Baby has a touching back story to how he came to live at the Sanctuary, which I quote from their FB page:
My Beautiful Baby-
Time for a bit of honesty; Baby, like all of my sheep, means so much to me. But whenever I think of his backstory I feel a heaviness which is hard to describe.
Anyone who has met me or even just knows me on social media will know that I’m a big advocate for animals, I don’t believe they should be murdered for human pleasure. However I didn’t always think like that, like most people I used to hold onto a delusion that farmed animals were treated well. I only bought “high welfare meat”. I told myself that they didn’t know they were about to die, they didn’t feel a thing, it didn’t matter as long as they’d had a good life….amongst other bullshit justifications I would tell myself.
On top of this, I did a lot of work on a sheep farm, I loved the sheep, so I decided to take on orphan lambs and fatten and sell them to other farms. It took me a long time to relate what I was doing to being part of the industry which is constantly abusing animals.
The last group of lambs I sold on were George, Snowball, Billy, Flower, Brownie, Gypsy, and Baby. I sold them to the farm I worked on at the time, and it was round this time where my mindset changed a lot, I was already vegetarian but again didn’t align what I was doing with my internal morals…I think because I still was part of the lambs lives even after I sold them, I couldn’t block out any part of the process.
Flower, Brownie, and Gypsy died of illness, which is an awful but natural part of working with animals.
But Billy, George, and Snowball….the day I walked them off the trailer into the holding pens at the slaughterhouse is a memory which still keeps me up at night. I’ve never felt right since. These babies who I’d nursed and raised and who followed me so willingly were then electrocuted, strung up, throats slit and left to bleed out. Looking back it doesn’t feel like me, but it was.
Baby wasn’t taken that day, he was always sickly and far too small to be used for food. I always said that if I had a big field I’d of taken them all and they could of lived their lives in peace.
About two weeks after I walked the others to their death I was offered the long term lease of more grazing. The first thing I did was ask if I could buy Baby back. Luckily for both of us I was able to. I’d already decided to start the sanctuary by this point so Baby came back to base straight away.

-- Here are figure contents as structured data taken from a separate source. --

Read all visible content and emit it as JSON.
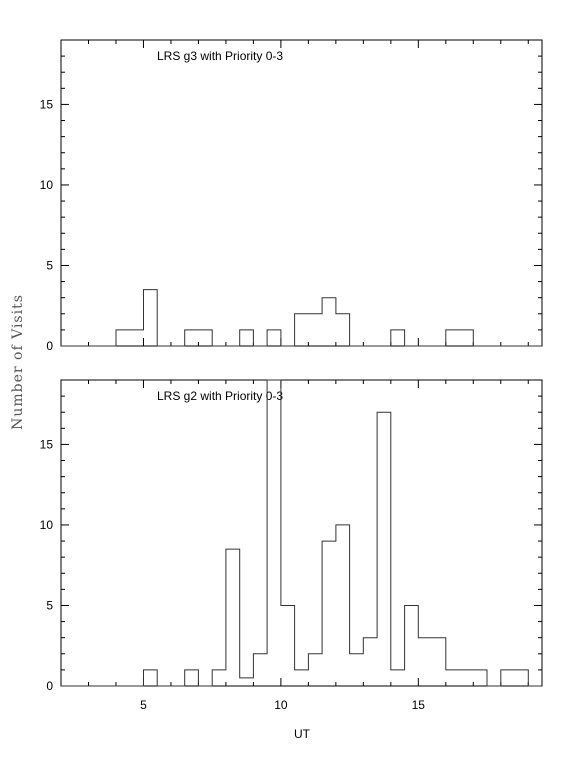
{
  "chart_data": [
    {
      "type": "bar",
      "title": "LRS g3 with Priority 0-3",
      "xlabel": "UT",
      "ylabel": "Number of Visits",
      "xlim": [
        2,
        19.5
      ],
      "ylim": [
        0,
        19
      ],
      "x_ticks": [
        5,
        10,
        15
      ],
      "y_ticks": [
        0,
        5,
        10,
        15
      ],
      "bin_width": 0.5,
      "bins": [
        {
          "x": 4.25,
          "value": 1
        },
        {
          "x": 4.75,
          "value": 1
        },
        {
          "x": 5.25,
          "value": 3.5
        },
        {
          "x": 6.75,
          "value": 1
        },
        {
          "x": 7.25,
          "value": 1
        },
        {
          "x": 8.75,
          "value": 1
        },
        {
          "x": 9.75,
          "value": 1
        },
        {
          "x": 10.75,
          "value": 2
        },
        {
          "x": 11.25,
          "value": 2
        },
        {
          "x": 11.75,
          "value": 3
        },
        {
          "x": 12.25,
          "value": 2
        },
        {
          "x": 14.25,
          "value": 1
        },
        {
          "x": 16.25,
          "value": 1
        },
        {
          "x": 16.75,
          "value": 1
        }
      ]
    },
    {
      "type": "bar",
      "title": "LRS g2 with Priority 0-3",
      "xlabel": "UT",
      "ylabel": "Number of Visits",
      "xlim": [
        2,
        19.5
      ],
      "ylim": [
        0,
        19
      ],
      "x_ticks": [
        5,
        10,
        15
      ],
      "y_ticks": [
        0,
        5,
        10,
        15
      ],
      "bin_width": 0.5,
      "bins": [
        {
          "x": 5.25,
          "value": 1
        },
        {
          "x": 6.75,
          "value": 1
        },
        {
          "x": 7.75,
          "value": 1
        },
        {
          "x": 8.25,
          "value": 8.5
        },
        {
          "x": 8.75,
          "value": 0.5
        },
        {
          "x": 9.25,
          "value": 2
        },
        {
          "x": 9.75,
          "value": 19
        },
        {
          "x": 10.25,
          "value": 5
        },
        {
          "x": 10.75,
          "value": 1
        },
        {
          "x": 11.25,
          "value": 2
        },
        {
          "x": 11.75,
          "value": 9
        },
        {
          "x": 12.25,
          "value": 10
        },
        {
          "x": 12.75,
          "value": 2
        },
        {
          "x": 13.25,
          "value": 3
        },
        {
          "x": 13.75,
          "value": 17
        },
        {
          "x": 14.25,
          "value": 1
        },
        {
          "x": 14.75,
          "value": 5
        },
        {
          "x": 15.25,
          "value": 3
        },
        {
          "x": 15.75,
          "value": 3
        },
        {
          "x": 16.25,
          "value": 1
        },
        {
          "x": 16.75,
          "value": 1
        },
        {
          "x": 17.25,
          "value": 1
        },
        {
          "x": 18.25,
          "value": 1
        },
        {
          "x": 18.75,
          "value": 1
        }
      ]
    }
  ]
}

Since then I’ve left animal farming totally behind me, I don’t want to be part of that world in the way I was before. I’ve left my job on the farm and I’ve began working as a veterinary assistant at a farm sanctuary. I finally feel like me.
I can’t erase the things I’ve seen and done, and I can never erase the part I played in sheeps’ suffering, but I can move forward with the promise of protecting them from here on out. I can dedicate my life to helping them, to keeping them safe, and saving who I can.

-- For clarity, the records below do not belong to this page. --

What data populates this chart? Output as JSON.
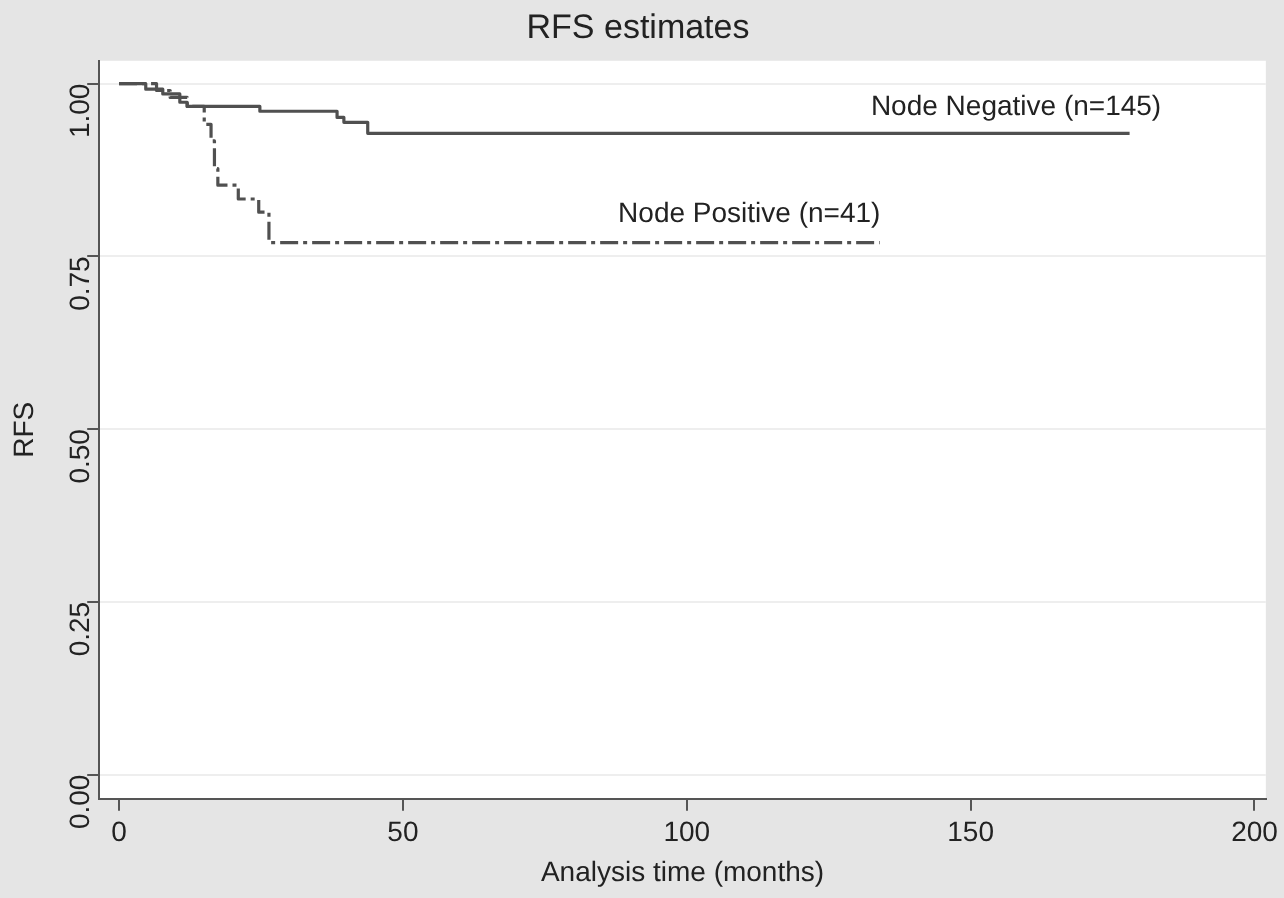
{
  "chart_data": {
    "type": "step",
    "title": "RFS estimates",
    "xlabel": "Analysis time (months)",
    "ylabel": "RFS",
    "xlim": [
      -3.5,
      202
    ],
    "xticks": [
      0,
      50,
      100,
      150,
      200
    ],
    "ylim": [
      -0.035,
      1.033
    ],
    "yticks": [
      {
        "value": 0,
        "label": "0.00"
      },
      {
        "value": 0.25,
        "label": "0.25"
      },
      {
        "value": 0.5,
        "label": "0.50"
      },
      {
        "value": 0.75,
        "label": "0.75"
      },
      {
        "value": 1,
        "label": "1.00"
      }
    ],
    "grid": "y",
    "legend": false,
    "marker": "none",
    "series": [
      {
        "color": "#505050",
        "line_style": "solid",
        "x": [
          0,
          4.7,
          7.7,
          10.7,
          12,
          24.8,
          38.4,
          39.6,
          43.8,
          178
        ],
        "values": [
          1,
          0.992,
          0.985,
          0.973,
          0.967,
          0.96,
          0.951,
          0.944,
          0.928,
          0.928
        ]
      },
      {
        "color": "#505050",
        "line_style": "dashed",
        "x": [
          0,
          6.6,
          9,
          12,
          15,
          16.2,
          16.8,
          17.4,
          21,
          24.6,
          26.4,
          134
        ],
        "values": [
          1,
          0.99,
          0.98,
          0.967,
          0.941,
          0.917,
          0.877,
          0.853,
          0.833,
          0.814,
          0.77,
          0.77
        ]
      }
    ],
    "annotations": [
      {
        "text": "Node Negative (n=145)",
        "x": 158,
        "y": 0.94
      },
      {
        "text": "Node Positive (n=41)",
        "x": 111,
        "y": 0.785
      }
    ]
  }
}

Saving Baby, and the others who now call my land home, can’t erase the guilt, or the blood on my hands, but I hope that it goes some way to gaining some redemption in the eyes of all those sheep I’ve said goodbye to, who I’ve held back on, who I’ve sold on to people who were neither kind or good, who I’ve walked down the trailer into the gates of their own personal hell. In the end that’s all I want.